Co-ligation of the T-cell receptor (TCR) and CD28 activates the signalling cascade that involves MEKK1 (mitogen-activated protein kinase (MAPK)/extracellular-signal-regulated kinase (ERK) kinase kinase 1), MAPK kinase 7 (MAPKK7) and JNK (JUN amino-terminal kinase), and this results in the phosphorylation and activation of the E3 ligase itchy (ITCH). Activated ITCH then targets JUNB, a transcription factor that is required for induction of the gene encoding interleukin-4 (IL-4), for ubiquitylation and degradation. So, this pathway inhibits the expression of IL-4 and the differentiation of CD4⁺ T cells into T helper 2 (T_H2) cells.

Figure 4. Ubiquitin conjugation regulates NF-κB activation.

Triggering of various cell-surface receptors leads to assembly of a multimolecular complex that includes the RING (really interesting new gene)-type E3 ligase TRAF6 (tumour-necrosis-factor receptor (TNFR)-associated factor 6). TRAF6 recruits the ubiquitin-loaded E2 ubiquitin-conjugating enzyme 13 (UBC13) and promotes K63 (Lys63)-linked polyubiquitylation of IKK-γ (inhibitor of NF-κB (IκB) kinase-γ) and activation of the IKK complex.
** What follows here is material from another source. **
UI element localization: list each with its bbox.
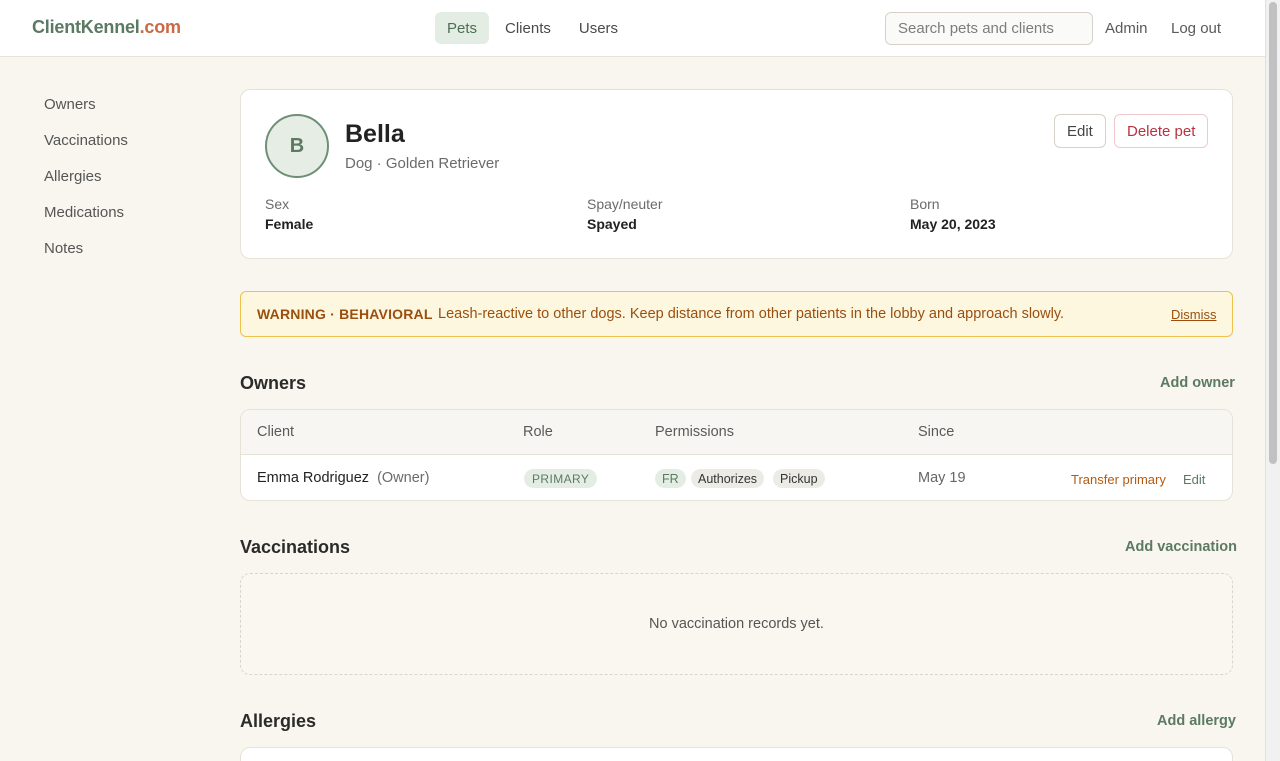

Phosphorylation of IκB by the IKK complex recruits an SCF complex (S-phase kinase-associated protein 1 (SKP1)–cullin-1 (CUL1)–F-box-protein complex), which is an E3 ligase that induces K48-linked polyubiquitylation of IκB. This results in the proteasome-dependent degradation of IκB and the release of NF-κB (nuclear factor-κB), which is required for the transactivation of genes by NF-κB. BCL-10, B-cell lymphoma 10; CARMA1, caspase-recruitment domain (CARD)–membrane-associated guanylate kinase (MAGUK) protein 1; IL-1R, interleukin-1 receptor; IRAK, IL-1R-associated kinase; MALT1, mucosa-associated-lymphoid-tissue lymphoma-translocation gene 1; MyD88, myeloid differentiation primary-response protein 88; PDK1, 3-phosphoinositide-dependent protein kinase 1; PKC-θ, protein kinase C-θ; RIP1, receptor-interacting protein 1; TCR, T-cell receptor; TLR, Toll-like receptor; TRADD, TNFR-associated via death domain; TRIF, Toll/IL-1R (TIR)-domain-containing adaptor protein inducing interferon-β.
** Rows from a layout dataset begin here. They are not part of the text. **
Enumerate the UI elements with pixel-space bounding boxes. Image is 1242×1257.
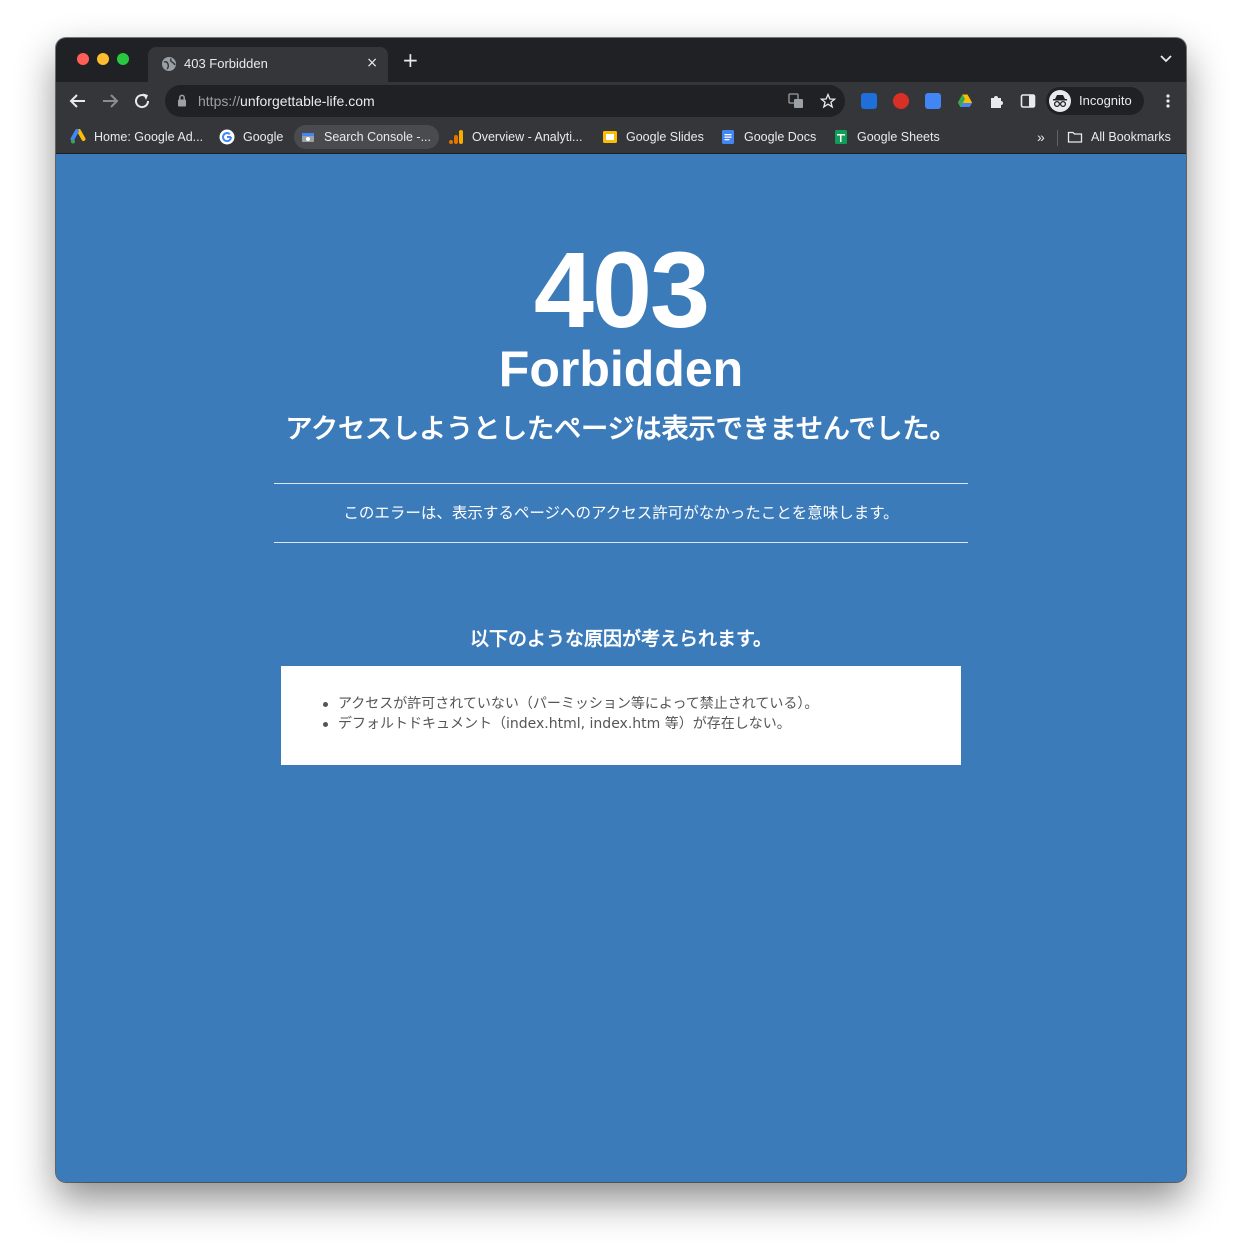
divider-top bbox=[274, 483, 968, 484]
error-headline: アクセスしようとしたページは表示できませんでした。 bbox=[285, 414, 957, 445]
forward-arrow-icon[interactable] bbox=[101, 92, 119, 110]
list-item: デフォルトドキュメント（index.html, index.htm 等）が存在し… bbox=[322, 715, 818, 735]
bookmark-search-console[interactable]: Search Console -... bbox=[294, 125, 439, 149]
minimize-window-button[interactable] bbox=[97, 53, 109, 65]
all-bookmarks-label: All Bookmarks bbox=[1091, 130, 1171, 144]
list-item: アクセスが許可されていない（パーミッション等によって禁止されている）。 bbox=[322, 695, 818, 715]
all-bookmarks-button[interactable]: All Bookmarks bbox=[1067, 125, 1171, 149]
tab-close-icon[interactable]: × bbox=[366, 55, 378, 71]
incognito-profile-button[interactable]: Incognito bbox=[1046, 87, 1144, 115]
back-arrow-icon[interactable] bbox=[69, 92, 87, 110]
chevron-double-right-icon: » bbox=[1037, 129, 1045, 145]
causes-box: アクセスが許可されていない（パーミッション等によって禁止されている）。 デフォル… bbox=[281, 666, 961, 765]
more-menu-icon[interactable] bbox=[1166, 94, 1170, 108]
bookmarks-overflow-button[interactable]: » bbox=[1037, 125, 1045, 149]
error-code: 403 bbox=[533, 229, 710, 350]
zoom-window-button[interactable] bbox=[117, 53, 129, 65]
tab-active[interactable]: 403 Forbidden × bbox=[148, 47, 388, 82]
bookmark-label: Google Sheets bbox=[857, 130, 940, 144]
error-explanation: このエラーは、表示するページへのアクセス許可がなかったことを意味します。 bbox=[343, 504, 899, 522]
folder-icon bbox=[1067, 131, 1083, 143]
google-icon bbox=[219, 129, 235, 145]
bookmark-label: Overview - Analyti... bbox=[472, 130, 583, 144]
incognito-icon bbox=[1049, 90, 1071, 112]
chevron-down-icon[interactable] bbox=[1160, 55, 1172, 63]
side-panel-icon[interactable] bbox=[1020, 93, 1036, 109]
star-icon[interactable] bbox=[820, 93, 836, 109]
lock-icon[interactable] bbox=[177, 94, 187, 107]
reload-icon[interactable] bbox=[133, 92, 151, 110]
bookmarks-bar: Home: Google Ad... Google Search Console… bbox=[56, 120, 1186, 154]
tab-title: 403 Forbidden bbox=[184, 56, 268, 71]
bookmark-label: Home: Google Ad... bbox=[94, 130, 204, 144]
divider-bottom bbox=[274, 542, 968, 543]
bookmark-label: Google bbox=[243, 130, 284, 144]
bookmark-label: Search Console -... bbox=[324, 130, 431, 144]
browser-window: 403 Forbidden × + https://unforgettable-… bbox=[56, 38, 1186, 1182]
slides-icon bbox=[603, 131, 617, 143]
puzzle-extensions-icon[interactable] bbox=[989, 93, 1005, 109]
bookmark-google-slides[interactable]: Google Slides bbox=[602, 125, 704, 149]
extension-google-drive-icon[interactable] bbox=[957, 93, 973, 109]
globe-icon bbox=[162, 57, 176, 71]
sheets-icon bbox=[835, 130, 847, 144]
close-window-button[interactable] bbox=[77, 53, 89, 65]
extension-adblock-icon[interactable] bbox=[893, 93, 909, 109]
incognito-label: Incognito bbox=[1079, 93, 1132, 108]
bookmark-google[interactable]: Google bbox=[219, 125, 283, 149]
bookmark-analytics[interactable]: Overview - Analyti... bbox=[448, 125, 582, 149]
extension-google-translate-icon[interactable] bbox=[925, 93, 941, 109]
bookmark-label: Google Docs bbox=[744, 130, 817, 144]
new-tab-button[interactable]: + bbox=[402, 50, 419, 70]
causes-title: 以下のような原因が考えられます。 bbox=[469, 628, 773, 650]
toolbar: https://unforgettable-life.com Incognito bbox=[56, 82, 1186, 120]
error-status: Forbidden bbox=[498, 341, 744, 397]
page-content: 403 Forbidden アクセスしようとしたページは表示できませんでした。 … bbox=[56, 154, 1186, 1182]
bookmark-google-docs[interactable]: Google Docs bbox=[720, 125, 816, 149]
docs-icon bbox=[722, 130, 734, 144]
extension-news-icon[interactable] bbox=[861, 93, 877, 109]
google-ads-icon bbox=[70, 129, 86, 144]
analytics-icon bbox=[449, 130, 463, 144]
bookmark-google-ads[interactable]: Home: Google Ad... bbox=[70, 125, 203, 149]
bookmarks-divider bbox=[1057, 130, 1058, 146]
search-console-icon bbox=[302, 133, 314, 142]
url-text[interactable]: https://unforgettable-life.com bbox=[198, 93, 375, 109]
causes-list: アクセスが許可されていない（パーミッション等によって禁止されている）。 デフォル… bbox=[322, 695, 818, 735]
bookmark-google-sheets[interactable]: Google Sheets bbox=[833, 125, 940, 149]
bookmark-label: Google Slides bbox=[626, 130, 704, 144]
address-bar[interactable]: https://unforgettable-life.com bbox=[165, 85, 845, 117]
translate-icon[interactable] bbox=[788, 93, 804, 109]
tab-strip: 403 Forbidden × + bbox=[56, 38, 1186, 82]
Figure 5. A20 as a dual enzyme in NF-κB signalling.

A | Stimulation through tumour-necrosis factor (TNF) receptors (TNFRs) causes TNFR-associated factor 2 (TRAF2)-mediated K63 (Lys63)-linked polyubiquitylation of receptor-interacting protein 1 (RIP1) (a), which results in the downstream activation of nuclear factor-κB (NF-κB). A20 then functions first as a de-ubiquitylating enzyme to remove K63-linked polyubiquitin chains (b), which terminates TNF-mediated signalling (c). At this stage, A20 then functions as an E3 ligase through recruitment of the ubiquitin-bound E2 ubiquitin-conjugating enzyme H5 (UBCH5), facilitating the transfer of ubiquitin from UBCH5 to RIP1 and promoting K48-linked polyubiquitylation of RIP1 (d) and subsequent degradation of RIP1. B | A20 also functions as a de-ubiquitylating enzyme to remove K63-linked polyubiquitin chains from TRAF6, a mediator of Toll-like receptor (TLR) signalling. TRADD, TNFR-associated via death domain; TRIF, Toll/interleukin-1 receptor (TIR)-domain-containing adaptor protein inducing interferon-β.

Figure 6. SOCS1 as a component of the E3 ligase the ECS complex.

Triggering of interferon (IFN) or interleukin-6 (IL-6) receptors results in the recruitment and activation of Janus kinases (JAKs) and, subsequently, in the phosphorylation of downstream signal transducer and activator of transcription (STAT) proteins. Activated JAKs also associate with suppressor of cytokine signalling 1 (SOCS1) through the SRC homology 2 (SH2) domain of SOCS1. The SOCS-box domain of SOCS1 forms a complex with the elongin-B–elongin-C complex and cullin-5 (CUL5), to form an ECS complex (elongin-B–elongin-C–CUL5–SOCS-protein complex), which is an E3 ligase that promotes polyubiquitylation and degradation of JAKs and inhibits STAT-mediated gene transcription. RBX2, RING (really interesting new gene)-box-2.